The first presidential transition legislation, enacted in 1964, called for some government funding for transitions after the election. This was an important development, as John F. Kennedy’s transition cost more than $300,000 – about $2.6 million in today’s dollars – paid for by a combination of Democratic National Committee funds and his own. The 2010 Pre-Election Presidential Transition Act funded a transition and provided office space for both major-party candidates as soon as they accepted the nomination at their conventions. (This is fine when one candidate is a challenger and one an incumbent, but the 2016 campaign had two challengers in Donald Trump and Hillary Clinton. The GSA put both staffs in the same building, which led to some uncomfortable elevator rides.)
• Myth No. 4: Transitions show how an administration will operate.

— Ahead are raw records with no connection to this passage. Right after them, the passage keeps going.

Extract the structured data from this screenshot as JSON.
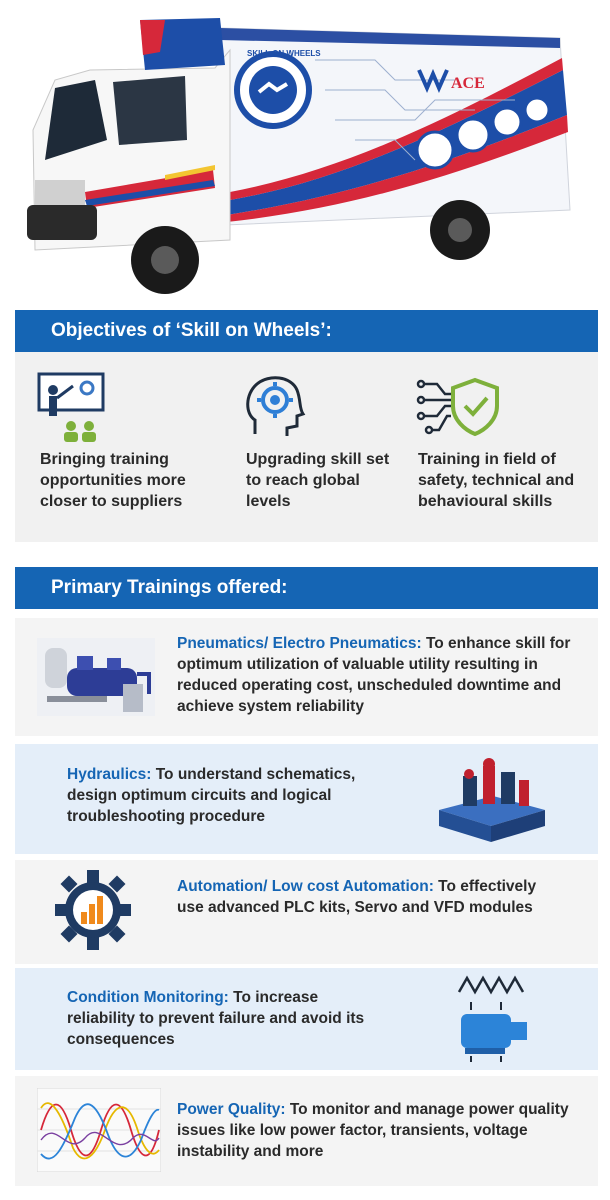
{
  "truck": {
    "badge_text": "SKILL ON WHEELS",
    "brand_text": "ACE"
  },
  "objectives": {
    "header": "Objectives of ‘Skill on Wheels’:",
    "items": [
      {
        "icon": "presentation-teacher-icon",
        "text": "Bringing training opportunities more closer to suppliers"
      },
      {
        "icon": "head-gear-icon",
        "text": "Upgrading skill set to reach global levels"
      },
      {
        "icon": "circuit-shield-check-icon",
        "text": "Training in field of safety, technical and behavioural skills"
      }
    ]
  },
  "trainings": {
    "header": "Primary Trainings offered:",
    "items": [
      {
        "title": "Pneumatics/ Electro Pneumatics:",
        "desc": " To enhance skill for optimum utilization of valuable utility resulting in reduced operating cost, unscheduled downtime and achieve system reliability",
        "icon": "pneumatic-machine-icon"
      },
      {
        "title": "Hydraulics:",
        "desc": " To understand schematics, design optimum circuits and logical troubleshooting procedure",
        "icon": "hydraulic-unit-icon"
      },
      {
        "title": "Automation/ Low cost Automation:",
        "desc": " To effectively use advanced PLC kits, Servo and VFD modules",
        "icon": "gear-chart-icon"
      },
      {
        "title": "Condition Monitoring:",
        "desc": " To increase reliability to prevent failure and avoid its consequences",
        "icon": "motor-vibration-icon"
      },
      {
        "title": "Power Quality:",
        "desc": " To monitor and manage power quality issues like low power factor, transients, voltage instability and more",
        "icon": "waveform-chart-icon"
      }
    ]
  },
  "colors": {
    "accent": "#1565b4",
    "title_blue": "#1565b4",
    "red": "#d6283a"
  }
}
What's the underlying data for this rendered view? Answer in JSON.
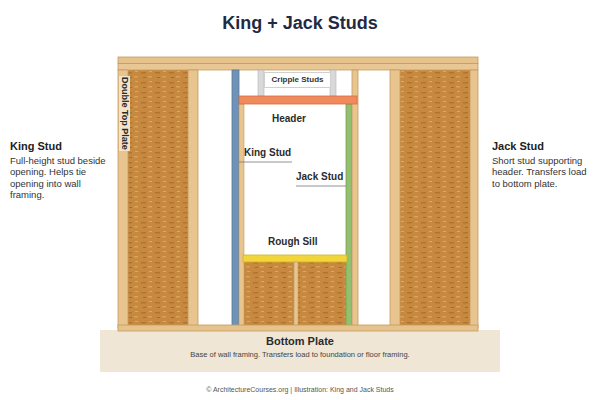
{
  "diagram": {
    "title": "King + Jack Studs",
    "caption": "© ArchitectureCourses.org | Illustration: King and Jack Studs",
    "nodes": [
      {
        "text": [
          "Cripple Studs"
        ]
      },
      {
        "text": [
          "Bottom Plate",
          "Base of wall framing. Transfers load to foundation or floor framing."
        ]
      }
    ],
    "labels": [
      "Double Top Plate",
      "Header",
      "King Stud",
      "Jack Stud",
      "Rough Sill",
      "King Stud",
      "Full-height stud beside opening. Helps tie opening into wall framing.",
      "Jack Stud",
      "Short stud supporting header. Transfers load to bottom plate."
    ]
  }
}
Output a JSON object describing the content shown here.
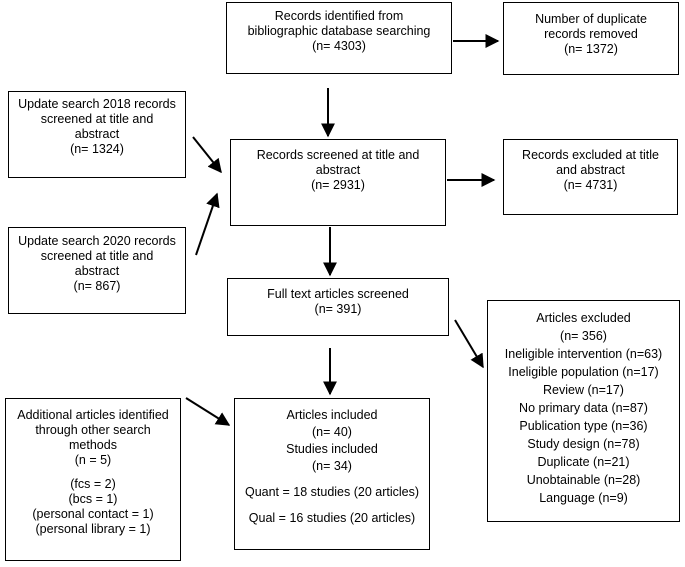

Bill Clinton’s chaotic transition led to early speculation that his would be a “failed presidency,” as his press secretary Dee Dee Myers recalled in an interview for PBS’ “Frontline.” “You know, 10 days into Bill Clinton’s first term.” Michael Lewis’ book “The Fifth Risk” established the now-conventional wisdom that the chaos of Trump’s presidency was foretold when aides tossed the briefing books that had been prepared for his transition head, New Jersey Gov. Chris Christie.
It’s true that the inexperience of the Trump team amplified the chaos during the handoff and afterward. He had only 28 Senate-confirmed positions filled by the end of his first 100 days, compared with Barack Obama’s 69. George W. Bush had 35 after a chaotic and truncated transition that lost 36 days to election uncertainty. One staffer recalled the Bush transition being filled with “a bunch of chickens running around without heads,” and the administration started before the White House could manage to print internal phone books that would allow staffers to call one another. Yet Bush had a fairly buttoned-down, process-driven administration, albeit one that faced more than its share of crises.
On the other side of the ledger was Nixon, the former senator and vice president, who knew what he wanted in his government and had his transition operate accordingly. Brookings Institution scholar and former White House aide Stephen Hess wrote that “Richard Nixon’s transition was one of the smoothest in recent memory.” We know how that turned out.
• Myth No. 5: Biden faces a very difficult transition.
“This is going to be the most hostile and tumultuous presidential transition in modern history,” Georgetown scholar Rebecca Lissner told CNN. “It could be the bumpiest transition of power in almost 100 years,” KCTV News reported.
This needn’t be the case. Other presidents have entered office during crises, including Franklin D. Roosevelt in the Great Depression and Barack Obama in the 2008 financial crisis. More than any other period in a presidency, the transition is about the incoming team. A presidential administration is constantly buffeted by external events, be they bureaucratic or legislative resistance, international developments or media revelations. A transition is largely an internal exercise, and the results are up to the incoming president and the surrounding aides. If the transition works well, it’s a tribute to them, but if it falters, there is no one to blame but themselves.